Потерянный и возвращенный рай — вот покров Наполеонова мифа над мистерией; вот где душа народа соприкоснулась с душой героя.
«Бред сумасшедшего или лубочная картинка», — может быть, решил бы Тэн о книге Блуа, и был бы неправ. Не бывает ли, не была ли от 1793 до 1815-го «психология масс» похожа на «бред сумасшедшего» и «лубочная картинка» не драгоценный ли документ для историка?
Тем-то и драгоценен Блуа, что продолжает в душе своей Наполеонову «психологию масс», воскрешает Наполеонов миф. Когда он говорит о «своем Императоре», на глазах у него блестят такие же слезы, как у старых усачей-гренадеров Великой Армии; тем-то он и драгоценен, что доказывает, что Наполеон все еще жив, в душе французов, в душе Франции, и, может быть, даже сейчас живее, чем когда-либо; что все еще из-под сорока тысяч книг — могильных камней — встает Неизвестный Солдат:
«И то важно знать не одним французам, но и всем европейцам, потому что Герой может им всем понадобиться: „будете плакать обо мне кровавыми слезами“!»

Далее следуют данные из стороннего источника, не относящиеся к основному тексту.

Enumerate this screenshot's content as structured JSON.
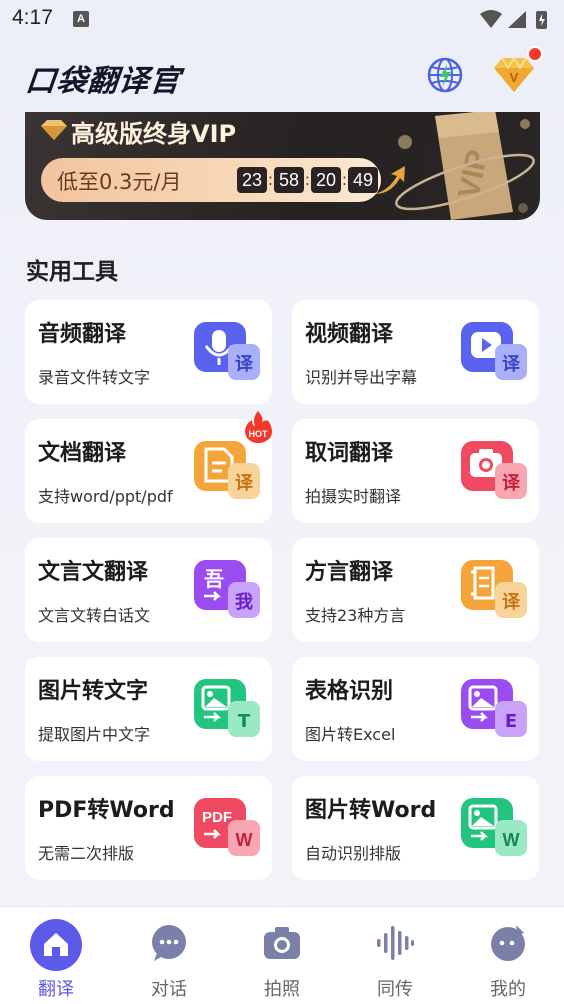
{
  "status_bar": {
    "time": "4:17",
    "notification_letter": "A"
  },
  "header": {
    "title": "口袋翻译官"
  },
  "vip_banner": {
    "title": "高级版终身VIP",
    "price": "低至0.3元/月",
    "countdown": [
      "23",
      "58",
      "20",
      "49"
    ],
    "countdown_sep": ":",
    "art_text": "VIP"
  },
  "section": {
    "title": "实用工具"
  },
  "tools": [
    {
      "title": "音频翻译",
      "subtitle": "录音文件转文字",
      "icon": "audio-translate-icon",
      "badge": "译",
      "color": "#5a63f0"
    },
    {
      "title": "视频翻译",
      "subtitle": "识别并导出字幕",
      "icon": "video-translate-icon",
      "badge": "译",
      "color": "#5a63f0"
    },
    {
      "title": "文档翻译",
      "subtitle": "支持word/ppt/pdf",
      "icon": "document-translate-icon",
      "badge": "译",
      "color": "#f5a43a"
    },
    {
      "title": "取词翻译",
      "subtitle": "拍摄实时翻译",
      "icon": "camera-translate-icon",
      "badge": "译",
      "color": "#f04a62"
    },
    {
      "title": "文言文翻译",
      "subtitle": "文言文转白话文",
      "icon": "classical-chinese-icon",
      "badge": "我",
      "glyph": "吾",
      "color": "#9a4cf0"
    },
    {
      "title": "方言翻译",
      "subtitle": "支持23种方言",
      "icon": "dialect-translate-icon",
      "badge": "译",
      "color": "#f5a43a"
    },
    {
      "title": "图片转文字",
      "subtitle": "提取图片中文字",
      "icon": "image-to-text-icon",
      "badge": "T",
      "color": "#22c47e"
    },
    {
      "title": "表格识别",
      "subtitle": "图片转Excel",
      "icon": "table-recognition-icon",
      "badge": "E",
      "color": "#9a4cf0"
    },
    {
      "title": "PDF转Word",
      "subtitle": "无需二次排版",
      "icon": "pdf-to-word-icon",
      "badge": "W",
      "glyph": "PDF",
      "color": "#f04a62"
    },
    {
      "title": "图片转Word",
      "subtitle": "自动识别排版",
      "icon": "image-to-word-icon",
      "badge": "W",
      "color": "#22c47e"
    }
  ],
  "hot_badge": "HOT",
  "bottom_nav": [
    {
      "label": "翻译",
      "active": true
    },
    {
      "label": "对话",
      "active": false
    },
    {
      "label": "拍照",
      "active": false
    },
    {
      "label": "同传",
      "active": false
    },
    {
      "label": "我的",
      "active": false
    }
  ],
  "colors": {
    "accent": "#5b5be8",
    "vip_dark": "#262222",
    "vip_gold": "#f3c49f",
    "hot": "#f2392c"
  }
}
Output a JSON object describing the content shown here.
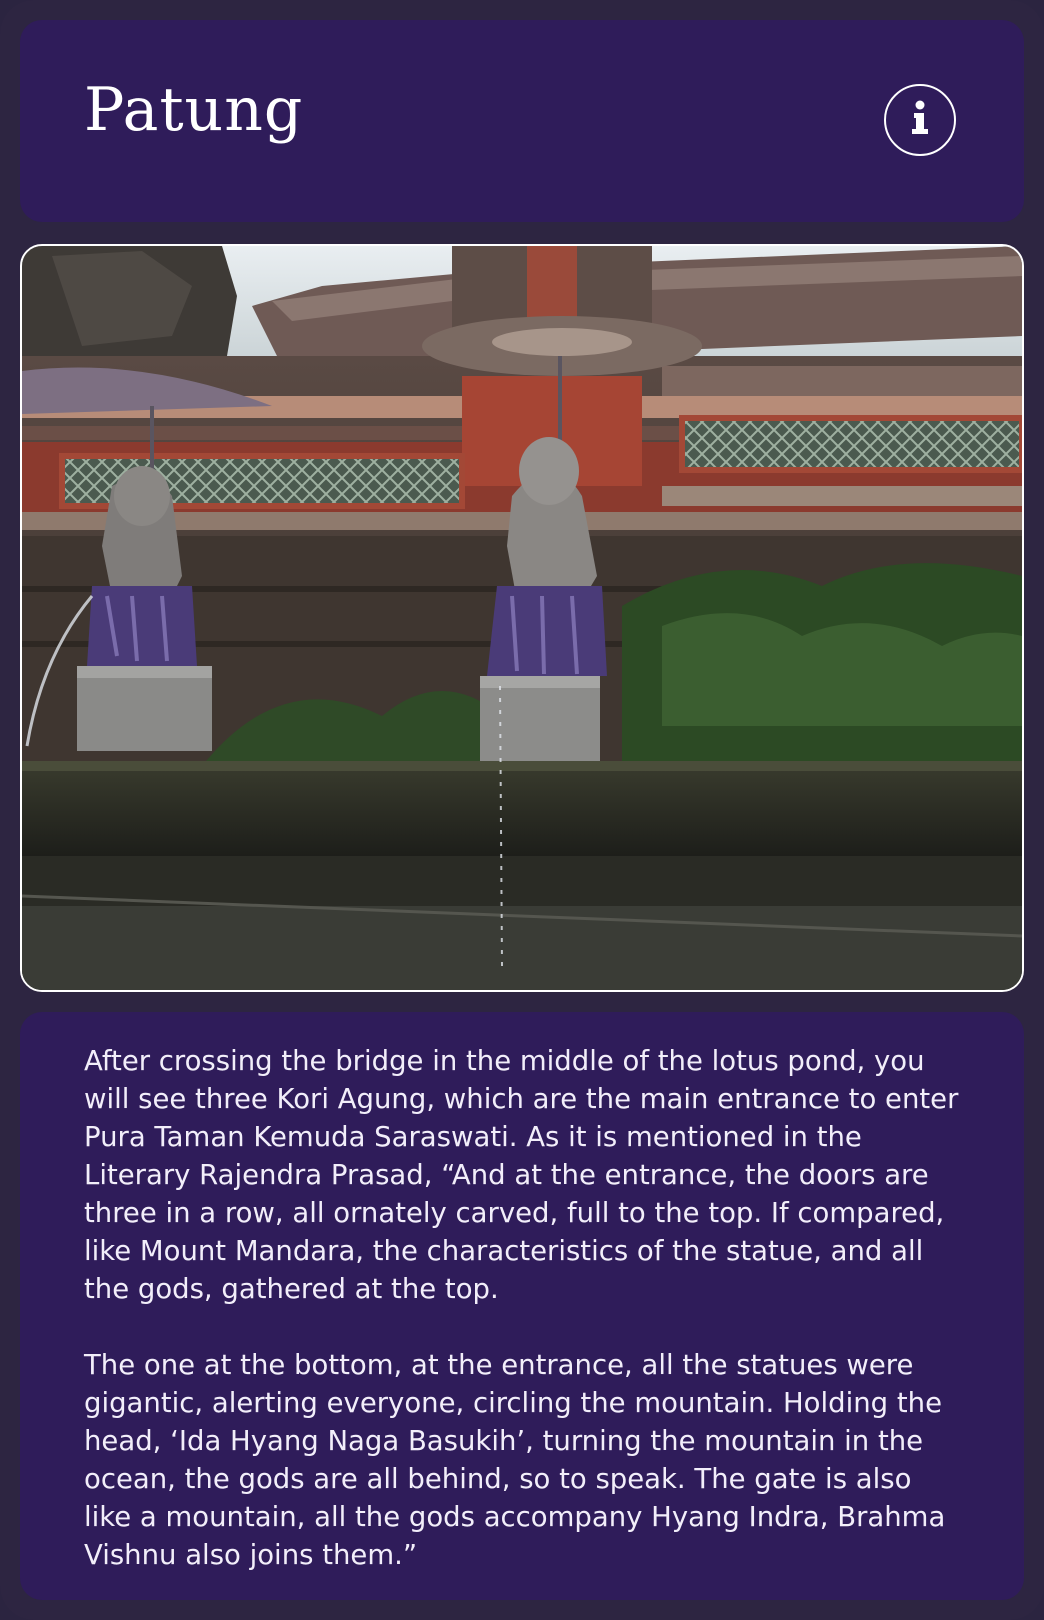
{
  "header": {
    "title": "Patung"
  },
  "icons": {
    "info": "info-icon"
  },
  "photo": {
    "subject": "temple statues photo"
  },
  "description": {
    "paragraphs": [
      "After crossing the bridge in the middle of the lotus pond, you will see three Kori Agung, which are the main entrance to enter Pura Taman Kemuda Saraswati. As it is mentioned in the Literary Rajendra Prasad, “And at the entrance, the doors are three in a row, all ornately carved, full to the top. If compared, like Mount Mandara, the characteristics of the statue, and all the gods, gathered at the top.",
      "The one at the bottom, at the entrance, all the statues were gigantic, alerting everyone, circling the mountain. Holding the head, ‘Ida Hyang Naga Basukih’, turning the mountain in the ocean, the gods are all behind, so to speak. The gate is also like a mountain, all the gods accompany Hyang Indra, Brahma Vishnu also joins them.”"
    ]
  },
  "colors": {
    "page_background": "#2d2541",
    "panel": "#2f1c5a",
    "text": "#f2eefa",
    "outline": "#ffffff"
  }
}
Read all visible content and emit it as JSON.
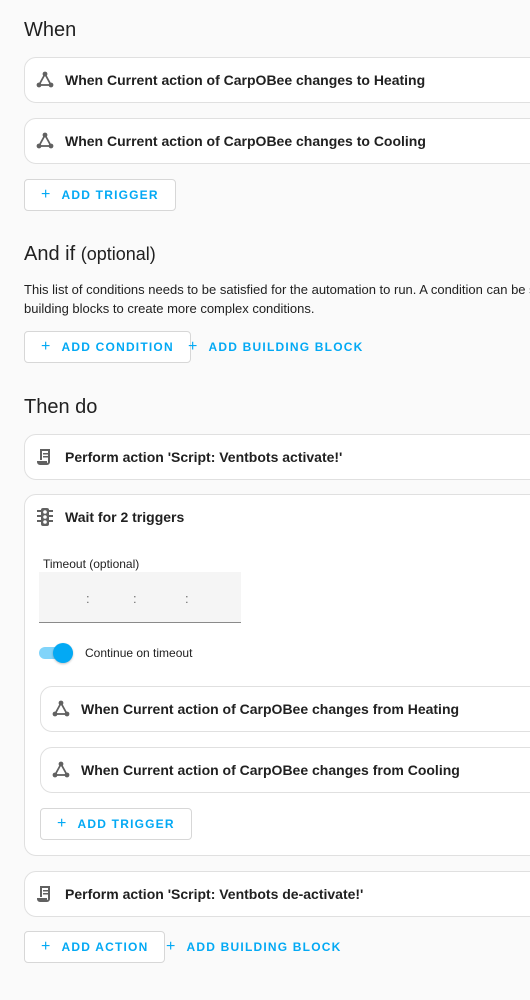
{
  "when": {
    "title": "When",
    "triggers": [
      "When Current action of CarpOBee changes to Heating",
      "When Current action of CarpOBee changes to Cooling"
    ],
    "add_trigger_label": "ADD TRIGGER"
  },
  "and_if": {
    "title": "And if",
    "optional": "(optional)",
    "description_line1": "This list of conditions needs to be satisfied for the automation to run. A condition can be s",
    "description_line2": "building blocks to create more complex conditions.",
    "add_condition_label": "ADD CONDITION",
    "add_building_block_label": "ADD BUILDING BLOCK"
  },
  "then_do": {
    "title": "Then do",
    "action1": "Perform action 'Script: Ventbots activate!'",
    "wait": {
      "title": "Wait for 2 triggers",
      "timeout_label": "Timeout (optional)",
      "timeout_separator": ":",
      "continue_label": "Continue on timeout",
      "continue_on": true,
      "triggers": [
        "When Current action of CarpOBee changes from Heating",
        "When Current action of CarpOBee changes from Cooling"
      ],
      "add_trigger_label": "ADD TRIGGER"
    },
    "action2": "Perform action 'Script: Ventbots de-activate!'",
    "add_action_label": "ADD ACTION",
    "add_building_block_label": "ADD BUILDING BLOCK"
  },
  "colors": {
    "accent": "#03a9f4",
    "icon": "#616161",
    "card_border": "#e0e0e0"
  },
  "icons": {
    "trigger": "trigger-graph-icon",
    "script": "script-scroll-icon",
    "wait": "traffic-light-icon",
    "add": "plus-icon"
  }
}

Блуа считает себя «добрым католиком», а добрые католики считают его злейшим еретиком. Но нет никакого сомнения, что он христианин, или, по крайней мере, хочет быть христианином. Но иногда и христианину трудно решить, молится ли Блуа или кощунствует. Во всяком случае, он слишком легко и смело решает, что Наполеон есть «предтеча Того, Кто должен прийти». — Кого именно, остается неясным, но, кажется, — Параклета, нового Адама, который возвратит ветхому Адаму, человечеству, потерянный рай. Слишком легко и безболезненно решает он: «Я не могу себе представить рая без моего Императора».
Трудно также решить, молится ли Блуа или кощунствует, когда говорит: «Глянул Бог в кровавое зеркало войны, и оно отразило Ему лицо Наполеона. Бог любит его, как свой собственный образ; любит этого Насильника, так же как Своих кротчайших Апостолов, Мучеников, Исповедников».